Healthcare (Basel). 2021 Sep 29;9(10):1298. doi: 10.3390/healthcare9101298.
Medical records scoring is important in a health care system. Artificial intelligence (AI) with projection word embeddings has been validated in its performance disease coding tasks, which maintain the vocabulary diversity of open internet databases and the medical terminology understanding of electronic health records (EHRs). We considered that an AI-enhanced system might be also applied to automatically score medical records. This study aimed to develop a series of deep learning models (DLMs) and validated their performance in medical records scoring task. We also analyzed the practical value of the best model. We used the admission medical records from the Tri-Services General Hospital during January 2016 to May 2020, which were scored by our visiting staffs with different levels from different departments. The medical records were scored ranged 0 to 10. All samples were divided into a training set ( = 74,959) and testing set ( = 152,730) based on time, which were used to train and validate the DLMs, respectively. The mean absolute error (MAE) was used to evaluate each DLM performance. In original AI medical record scoring, the predicted score by BERT architecture is closer to the actual reviewer score than the projection word embedding and LSTM architecture. The original MAE is 0.84 ± 0.27 using the BERT model, and the MAE is 1.00 ± 0.32 using the LSTM model. Linear mixed model can be used to improve the model performance, and the adjusted predicted score was closer compared to the original score. However, the project word embedding with the LSTM model (0.66 ± 0.39) provided better performance compared to BERT (0.70 ± 0.33) after linear mixed model enhancement ( < 0.001). In addition to comparing different architectures to score the medical records, this study further uses a mixed linear model to successfully adjust the AI medical record score to make it closer to the actual physician's score.

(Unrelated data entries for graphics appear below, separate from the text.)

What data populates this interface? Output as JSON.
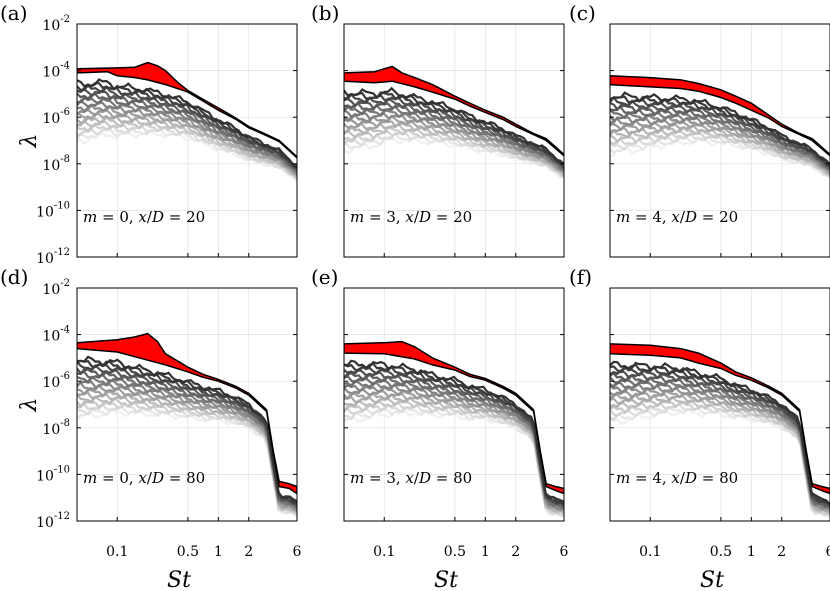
{
  "figure": {
    "ylabel": "λ",
    "xlabel": "St",
    "colors": {
      "leading_band": "#ff0000",
      "band_edge": "#000000",
      "grid": "#e0e0e0",
      "axes": "#000000"
    }
  },
  "chart_data": [
    {
      "type": "line",
      "panel": "(a)",
      "m": 0,
      "xD": 20,
      "annotation": {
        "m": "m",
        "m_val": "= 0,",
        "x": "x",
        "slash": "/",
        "D": "D",
        "x_val": "= 20"
      },
      "x_ticks": [
        "0.1",
        "0.5",
        "1",
        "2",
        "6"
      ],
      "y_ticks": [
        "10",
        "10",
        "10",
        "10",
        "10",
        "10"
      ],
      "y_exps": [
        "-2",
        "-4",
        "-6",
        "-8",
        "-10",
        "-12"
      ],
      "xlim": [
        0.04,
        6
      ],
      "ylim": [
        1e-12,
        0.01
      ],
      "xscale": "log",
      "yscale": "log",
      "leading_upper": [
        [
          0.04,
          0.00012
        ],
        [
          0.1,
          0.00013
        ],
        [
          0.15,
          0.00014
        ],
        [
          0.2,
          0.00022
        ],
        [
          0.25,
          0.00016
        ],
        [
          0.3,
          0.0001
        ],
        [
          0.4,
          3e-05
        ],
        [
          0.5,
          1.4e-05
        ],
        [
          0.7,
          6e-06
        ],
        [
          1,
          2.5e-06
        ],
        [
          1.5,
          9e-07
        ],
        [
          2,
          4e-07
        ],
        [
          3,
          1.8e-07
        ],
        [
          4,
          1e-07
        ],
        [
          6,
          2e-08
        ]
      ],
      "leading_lower": [
        [
          0.04,
          8e-05
        ],
        [
          0.08,
          9e-05
        ],
        [
          0.1,
          6e-05
        ],
        [
          0.15,
          5e-05
        ],
        [
          0.2,
          4e-05
        ],
        [
          0.3,
          2.5e-05
        ],
        [
          0.5,
          1.2e-05
        ],
        [
          0.7,
          5e-06
        ],
        [
          1,
          2e-06
        ],
        [
          1.5,
          8e-07
        ],
        [
          2,
          3.5e-07
        ],
        [
          3,
          1.6e-07
        ],
        [
          4,
          9e-08
        ],
        [
          6,
          1.8e-08
        ]
      ],
      "cutoff": null,
      "num_modes": 20
    },
    {
      "type": "line",
      "panel": "(b)",
      "m": 3,
      "xD": 20,
      "annotation": {
        "m": "m",
        "m_val": "= 3,",
        "x": "x",
        "slash": "/",
        "D": "D",
        "x_val": "= 20"
      },
      "x_ticks": [
        "0.1",
        "0.5",
        "1",
        "2",
        "6"
      ],
      "y_ticks": [
        "10",
        "10",
        "10",
        "10",
        "10",
        "10"
      ],
      "y_exps": [
        "-2",
        "-4",
        "-6",
        "-8",
        "-10",
        "-12"
      ],
      "xlim": [
        0.04,
        6
      ],
      "ylim": [
        1e-12,
        0.01
      ],
      "xscale": "log",
      "yscale": "log",
      "leading_upper": [
        [
          0.04,
          8e-05
        ],
        [
          0.08,
          9e-05
        ],
        [
          0.12,
          0.00015
        ],
        [
          0.15,
          8e-05
        ],
        [
          0.2,
          5e-05
        ],
        [
          0.3,
          2.5e-05
        ],
        [
          0.5,
          8e-06
        ],
        [
          0.7,
          4e-06
        ],
        [
          1,
          2e-06
        ],
        [
          1.5,
          1e-06
        ],
        [
          2,
          5e-07
        ],
        [
          3,
          2e-07
        ],
        [
          4,
          1.2e-07
        ],
        [
          6,
          2.5e-08
        ]
      ],
      "leading_lower": [
        [
          0.04,
          3.5e-05
        ],
        [
          0.08,
          3e-05
        ],
        [
          0.12,
          3.5e-05
        ],
        [
          0.2,
          2e-05
        ],
        [
          0.3,
          1.2e-05
        ],
        [
          0.5,
          6e-06
        ],
        [
          0.7,
          3e-06
        ],
        [
          1,
          1.6e-06
        ],
        [
          1.5,
          8e-07
        ],
        [
          2,
          4e-07
        ],
        [
          3,
          1.8e-07
        ],
        [
          4,
          1e-07
        ],
        [
          6,
          2.2e-08
        ]
      ],
      "cutoff": null,
      "num_modes": 20
    },
    {
      "type": "line",
      "panel": "(c)",
      "m": 4,
      "xD": 20,
      "annotation": {
        "m": "m",
        "m_val": "= 4,",
        "x": "x",
        "slash": "/",
        "D": "D",
        "x_val": "= 20"
      },
      "x_ticks": [
        "0.1",
        "0.5",
        "1",
        "2",
        "6"
      ],
      "y_ticks": [
        "10",
        "10",
        "10",
        "10",
        "10",
        "10"
      ],
      "y_exps": [
        "-2",
        "-4",
        "-6",
        "-8",
        "-10",
        "-12"
      ],
      "xlim": [
        0.04,
        6
      ],
      "ylim": [
        1e-12,
        0.01
      ],
      "xscale": "log",
      "yscale": "log",
      "leading_upper": [
        [
          0.04,
          6e-05
        ],
        [
          0.1,
          5e-05
        ],
        [
          0.2,
          4e-05
        ],
        [
          0.3,
          2.8e-05
        ],
        [
          0.5,
          1.5e-05
        ],
        [
          0.7,
          8e-06
        ],
        [
          1,
          4e-06
        ],
        [
          1.5,
          1.2e-06
        ],
        [
          2,
          5e-07
        ],
        [
          3,
          2e-07
        ],
        [
          4,
          1.2e-07
        ],
        [
          6,
          2.5e-08
        ]
      ],
      "leading_lower": [
        [
          0.04,
          2.5e-05
        ],
        [
          0.1,
          2e-05
        ],
        [
          0.2,
          1.7e-05
        ],
        [
          0.3,
          1.3e-05
        ],
        [
          0.5,
          7e-06
        ],
        [
          0.7,
          4e-06
        ],
        [
          1,
          2e-06
        ],
        [
          1.5,
          9e-07
        ],
        [
          2,
          4e-07
        ],
        [
          3,
          1.8e-07
        ],
        [
          4,
          1e-07
        ],
        [
          6,
          2.2e-08
        ]
      ],
      "cutoff": null,
      "num_modes": 20
    },
    {
      "type": "line",
      "panel": "(d)",
      "m": 0,
      "xD": 80,
      "annotation": {
        "m": "m",
        "m_val": "= 0,",
        "x": "x",
        "slash": "/",
        "D": "D",
        "x_val": "= 80"
      },
      "x_ticks": [
        "0.1",
        "0.5",
        "1",
        "2",
        "6"
      ],
      "y_ticks": [
        "10",
        "10",
        "10",
        "10",
        "10",
        "10"
      ],
      "y_exps": [
        "-2",
        "-4",
        "-6",
        "-8",
        "-10",
        "-12"
      ],
      "xlim": [
        0.04,
        6
      ],
      "ylim": [
        1e-12,
        0.01
      ],
      "xscale": "log",
      "yscale": "log",
      "leading_upper": [
        [
          0.04,
          4.5e-05
        ],
        [
          0.1,
          6e-05
        ],
        [
          0.15,
          8e-05
        ],
        [
          0.2,
          0.00011
        ],
        [
          0.25,
          5e-05
        ],
        [
          0.3,
          1.5e-05
        ],
        [
          0.5,
          4e-06
        ],
        [
          0.7,
          2e-06
        ],
        [
          1,
          1.2e-06
        ],
        [
          1.5,
          6e-07
        ],
        [
          2,
          3e-07
        ],
        [
          3,
          6e-08
        ],
        [
          3.5,
          1e-09
        ],
        [
          4,
          5e-11
        ],
        [
          5,
          4e-11
        ],
        [
          6,
          3e-11
        ]
      ],
      "leading_lower": [
        [
          0.04,
          2.5e-05
        ],
        [
          0.1,
          1.8e-05
        ],
        [
          0.2,
          8e-06
        ],
        [
          0.3,
          5e-06
        ],
        [
          0.5,
          2.5e-06
        ],
        [
          0.7,
          1.5e-06
        ],
        [
          1,
          1e-06
        ],
        [
          1.5,
          5e-07
        ],
        [
          2,
          2.5e-07
        ],
        [
          3,
          5e-08
        ],
        [
          3.5,
          8e-10
        ],
        [
          4,
          3e-11
        ],
        [
          5,
          2.5e-11
        ],
        [
          6,
          1.5e-11
        ]
      ],
      "cutoff": 3.3,
      "num_modes": 20
    },
    {
      "type": "line",
      "panel": "(e)",
      "m": 3,
      "xD": 80,
      "annotation": {
        "m": "m",
        "m_val": "= 3,",
        "x": "x",
        "slash": "/",
        "D": "D",
        "x_val": "= 80"
      },
      "x_ticks": [
        "0.1",
        "0.5",
        "1",
        "2",
        "6"
      ],
      "y_ticks": [
        "10",
        "10",
        "10",
        "10",
        "10",
        "10"
      ],
      "y_exps": [
        "-2",
        "-4",
        "-6",
        "-8",
        "-10",
        "-12"
      ],
      "xlim": [
        0.04,
        6
      ],
      "ylim": [
        1e-12,
        0.01
      ],
      "xscale": "log",
      "yscale": "log",
      "leading_upper": [
        [
          0.04,
          4e-05
        ],
        [
          0.1,
          4.5e-05
        ],
        [
          0.15,
          5e-05
        ],
        [
          0.2,
          3e-05
        ],
        [
          0.3,
          1e-05
        ],
        [
          0.5,
          4e-06
        ],
        [
          0.7,
          2e-06
        ],
        [
          1,
          1.3e-06
        ],
        [
          1.5,
          6e-07
        ],
        [
          2,
          3e-07
        ],
        [
          3,
          6e-08
        ],
        [
          3.5,
          1e-09
        ],
        [
          4,
          4e-11
        ],
        [
          5,
          3e-11
        ],
        [
          6,
          2.5e-11
        ]
      ],
      "leading_lower": [
        [
          0.04,
          1.6e-05
        ],
        [
          0.1,
          1.5e-05
        ],
        [
          0.2,
          9e-06
        ],
        [
          0.3,
          5e-06
        ],
        [
          0.5,
          3e-06
        ],
        [
          0.7,
          1.6e-06
        ],
        [
          1,
          1.1e-06
        ],
        [
          1.5,
          5e-07
        ],
        [
          2,
          2.5e-07
        ],
        [
          3,
          5e-08
        ],
        [
          3.5,
          8e-10
        ],
        [
          4,
          3e-11
        ],
        [
          5,
          2e-11
        ],
        [
          6,
          1.5e-11
        ]
      ],
      "cutoff": 3.3,
      "num_modes": 20
    },
    {
      "type": "line",
      "panel": "(f)",
      "m": 4,
      "xD": 80,
      "annotation": {
        "m": "m",
        "m_val": "= 4,",
        "x": "x",
        "slash": "/",
        "D": "D",
        "x_val": "= 80"
      },
      "x_ticks": [
        "0.1",
        "0.5",
        "1",
        "2",
        "6"
      ],
      "y_ticks": [
        "10",
        "10",
        "10",
        "10",
        "10",
        "10"
      ],
      "y_exps": [
        "-2",
        "-4",
        "-6",
        "-8",
        "-10",
        "-12"
      ],
      "xlim": [
        0.04,
        6
      ],
      "ylim": [
        1e-12,
        0.01
      ],
      "xscale": "log",
      "yscale": "log",
      "leading_upper": [
        [
          0.04,
          4e-05
        ],
        [
          0.1,
          3.5e-05
        ],
        [
          0.2,
          2.5e-05
        ],
        [
          0.3,
          1.6e-05
        ],
        [
          0.5,
          6e-06
        ],
        [
          0.7,
          2.5e-06
        ],
        [
          1,
          1.4e-06
        ],
        [
          1.5,
          6e-07
        ],
        [
          2,
          3e-07
        ],
        [
          3,
          6e-08
        ],
        [
          3.5,
          1e-09
        ],
        [
          4,
          4e-11
        ],
        [
          5,
          3e-11
        ],
        [
          6,
          2.5e-11
        ]
      ],
      "leading_lower": [
        [
          0.04,
          1.5e-05
        ],
        [
          0.1,
          1.3e-05
        ],
        [
          0.2,
          1e-05
        ],
        [
          0.3,
          6e-06
        ],
        [
          0.5,
          3.5e-06
        ],
        [
          0.7,
          1.8e-06
        ],
        [
          1,
          1.1e-06
        ],
        [
          1.5,
          5e-07
        ],
        [
          2,
          2.5e-07
        ],
        [
          3,
          5e-08
        ],
        [
          3.5,
          8e-10
        ],
        [
          4,
          3e-11
        ],
        [
          5,
          2e-11
        ],
        [
          6,
          1.5e-11
        ]
      ],
      "cutoff": 3.3,
      "num_modes": 20
    }
  ]
}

病历评分在医疗保健系统中很重要。具有投影词嵌入的人工智能(AI)在其性能疾病编码任务中已得到验证,该任务保持了开放互联网数据库的词汇多样性以及电子健康记录(EHR)的医学术语理解。我们认为人工智能增强系统也可能适用于自动对病历进行评分。本研究旨在开发一系列深度学习模型(DLM)并验证它们在病历评分任务中的性能。我们还分析了最佳模型的实用价值。我们使用了2016年1月至2020年5月期间三军总医院的入院病历,这些病历由来自不同科室的不同级别的来访工作人员进行评分。病历评分范围为0至10分。所有样本根据时间分为训练集(=74,959)和测试集(=152,730),分别用于训练和验证DLM。使用平均绝对误差(MAE)来评估每个DLM的性能。在原始的人工智能病历评分中,与投影词嵌入和LSTM架构相比,BERT架构预测的分数更接近实际评审员的分数。使用BERT模型时原始MAE为0.84±0.27,使用LSTM模型时MAE为1.00±0.32。线性混合模型可用于提高模型性能,调整后的预测分数与原始分数相比更接近。然而,在线性混合模型增强后,LSTM模型的投影词嵌入(0.66±0.39)比BERT(0.70±0.33)表现更好(<0.001)。除了比较不同架构对病历进行评分外,本研究还进一步使用混合线性模型成功调整了人工智能病历评分,使其更接近实际医生的评分。